Callum:Das war ziemlich schwierig. Ich wusste damals nicht wirklich, das war mit Red Bull und dem Red Bull Junior Team. Kurz nachdem Max Verstappen von Karting zur Formel 3 und dann offensichtlich in die Formel 1 gegangen war, und sie wollten das Gleiche bei Red Bull, und ich beschuldige sie nicht, aber Max ist ein einmaliges Talent. Und ja, ich bin in die Formel 3 eingestiegen und habe im ersten Jahr einen soliden Job gemacht, wobei ich zu dieser Zeit eine ziemlich kleine Menge an Tests und Exposition gegenüber Autos ausgesetzt hatte, aber es war nicht genug, um mit Red Bull weiterzumachen, aber immer noch cool. Gehen Sie gerne direkt in ein hohes Abtriebauto. Und für mich, wie das Auto -3 -Auto immer eins war, fühle ich mich wieder zu Hause, wenn Sie mich morgen hineingeworfen haben. Es war eines, das einfach ein so gutes Auto war, ein bisschen untermacht, aber so leicht, großer Abtrieb. Ja, ich habe ein paar Jahre einer Formel 3 genommen, aber ich habe ziemlich gut mit diesem gelassen.

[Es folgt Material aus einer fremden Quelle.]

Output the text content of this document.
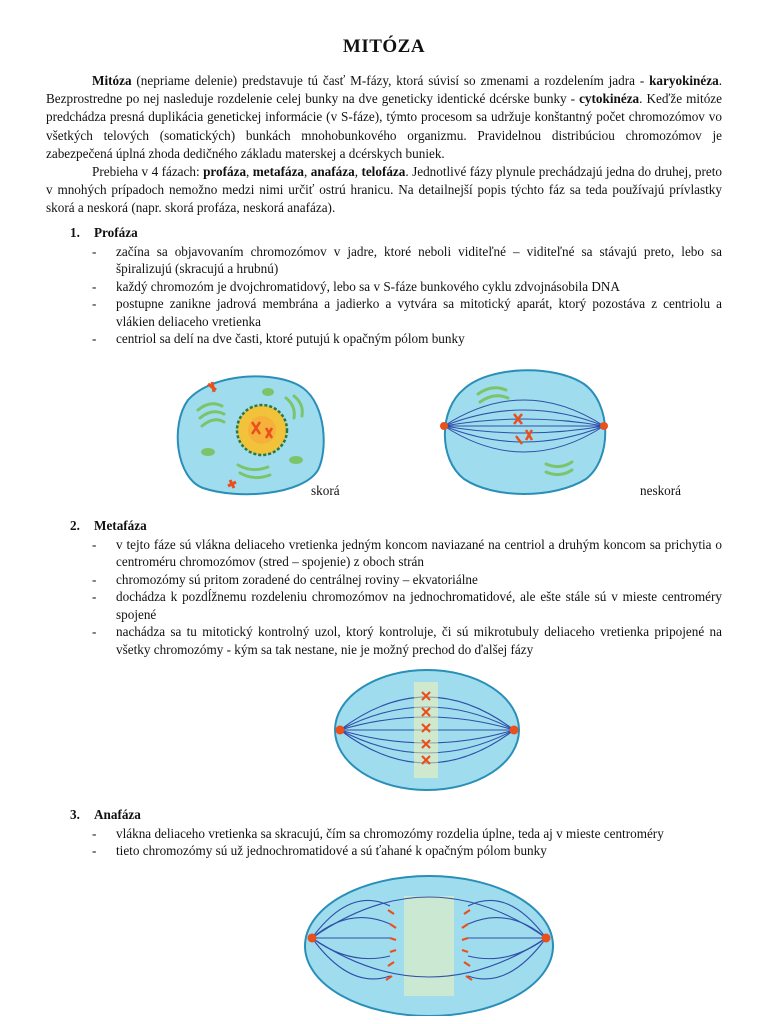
MITÓZA

Mitóza (nepriame delenie) predstavuje tú časť M-fázy, ktorá súvisí so zmenami a rozdelením jadra - karyokinéza. Bezprostredne po nej nasleduje rozdelenie celej bunky na dve geneticky identické dcérske bunky - cytokinéza. Keďže mitóze predchádza presná duplikácia genetickej informácie (v S-fáze), týmto procesom sa udržuje konštantný počet chromozómov vo všetkých telových (somatických) bunkách mnohobunkového organizmu. Pravidelnou distribúciou chromozómov je zabezpečená úplná zhoda dedičného základu materskej a dcérskych buniek.

Prebieha v 4 fázach: profáza, metafáza, anafáza, telofáza. Jednotlivé fázy plynule prechádzajú jedna do druhej, preto v mnohých prípadoch nemožno medzi nimi určiť ostrú hranicu. Na detailnejší popis týchto fáz sa teda používajú prívlastky skorá a neskorá (napr. skorá profáza, neskorá anafáza).

1.	Profáza
- začína sa objavovaním chromozómov v jadre, ktoré neboli viditeľné – viditeľné sa stávajú preto, lebo sa špiralizujú (skracujú a hrubnú)
- každý chromozóm je dvojchromatidový, lebo sa v S-fáze bunkového cyklu zdvojnásobila DNA
- postupne zanikne jadrová membrána a jadierko a vytvára sa mitotický aparát, ktorý pozostáva z centriolu a vlákien deliaceho vretienka
- centriol sa delí na dve časti, ktoré putujú k opačným pólom bunky
skorá	neskorá
2.	Metafáza
- v tejto fáze sú vlákna deliaceho vretienka jedným koncom naviazané na centriol a druhým koncom sa prichytia o centroméru chromozómov (stred – spojenie) z oboch strán
- chromozómy sú pritom zoradené do centrálnej roviny – ekvatoriálne
- dochádza k pozdĺžnemu rozdeleniu chromozómov na jednochromatidové, ale ešte stále sú v mieste centroméry spojené
- nachádza sa tu mitotický kontrolný uzol, ktorý kontroluje, či sú mikrotubuly deliaceho vretienka pripojené na všetky chromozómy - kým sa tak nestane, nie je možný prechod do ďalšej fázy
3.	Anafáza
- vlákna deliaceho vretienka sa skracujú, čím sa chromozómy rozdelia úplne, teda aj v mieste centroméry
- tieto chromozómy sú už jednochromatidové a sú ťahané k opačným pólom bunky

Greg:Sie haben auch Prema gelandet.
Callum:Ja, Prema war das letzte Team, für das ich in der Formel 3 Vollzeit gefahren bin, und ich habe eindeutig genug Eindruck hinterlassen, um einige Jahre später zu ihnen zurückzukehren.
Greg:Gibt es in jenen Tagen etwas, an das Sie sich von diesem Moment an erinnern?
Callum:Ich habe nicht ganz auf der Rennseite ausgeführt, als musste ich mich ein wenig verbessern. Ich musste mich ein wenig auf dem Rennfahrzeug verbessern, aber ich war super, super schnell und sie hatten ein großartiges Auto und im Jahr bevor sie dominierten, mein Jahr, mein Jahr wir haben ein bisschen verkümmert, und sie konnten im nächsten Jahr zurückkehren. Ein bisschen eine andere Situation, aber sie konnten jeden Fahrer mitnehmen und das Beste aus ihnen herausholen.
Offensichtlich bauen wir hier etwas von Grund auf, also ist es ein ganz anderer Stil, aber ja, auf europäischer Seite und was sie gewohnt sind, können sie nur Fahrer aus jedem Hintergrund nehmen und sie in das Beste machen, was sie sein können, weshalb es in der Formel 1 so viele von ihnen gibt, die jetzt bei Prema waren.